Düzensiz Bağlanma İle İlişkili Hastalıklar
-Böyle bireyler, güvensiz ve gergin bireylerdir. Utangaçtırlar. Olaylarla başa çıkmada ve sorun çözmede sorun yaşarlar.
-Uzun süreli ilişki kurma ve/veya sürdürmede sıkıntıları vardır.
-Bağlanma anksiyeteleri vardır.
-Önemli ve anlamlı diğer kişilere karşı bağımlılık geliştirme potansiyellerinden ötürü, bağımlı kişilik geliştirmeye yatkındırlar.
- Madde veya alkol bağımlılığı potansiyelleri de benzer şekilde yüksektir.

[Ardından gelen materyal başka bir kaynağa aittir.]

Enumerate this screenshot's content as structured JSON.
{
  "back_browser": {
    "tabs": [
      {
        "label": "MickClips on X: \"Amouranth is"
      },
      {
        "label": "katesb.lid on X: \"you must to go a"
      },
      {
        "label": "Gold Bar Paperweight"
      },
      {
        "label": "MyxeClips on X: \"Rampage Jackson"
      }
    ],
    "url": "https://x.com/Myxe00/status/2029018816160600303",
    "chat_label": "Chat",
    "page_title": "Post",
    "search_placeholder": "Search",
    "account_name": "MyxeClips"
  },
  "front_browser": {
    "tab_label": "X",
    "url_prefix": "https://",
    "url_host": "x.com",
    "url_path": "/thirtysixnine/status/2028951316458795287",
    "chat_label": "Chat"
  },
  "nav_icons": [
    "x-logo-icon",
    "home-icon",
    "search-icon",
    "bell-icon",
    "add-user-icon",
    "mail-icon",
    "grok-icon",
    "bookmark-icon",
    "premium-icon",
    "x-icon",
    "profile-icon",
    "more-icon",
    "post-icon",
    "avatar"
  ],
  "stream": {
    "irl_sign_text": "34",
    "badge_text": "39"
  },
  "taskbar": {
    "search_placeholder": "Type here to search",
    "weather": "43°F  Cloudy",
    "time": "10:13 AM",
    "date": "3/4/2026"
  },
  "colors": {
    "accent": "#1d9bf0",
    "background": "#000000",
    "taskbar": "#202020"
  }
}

-Davranım sorunları ve antisosyal kişilik özellikleri geliştirme ihtimalleri yüksektir.
-Hudutta (borderline) kişilik özellikleri geliştirme potansiyelleri vardır.
-Fiziksel ve zihinsel sorunlar yaşayabilirler.
-Fobik bozukluklara, anksiyete ve depresyona yatkındırlar.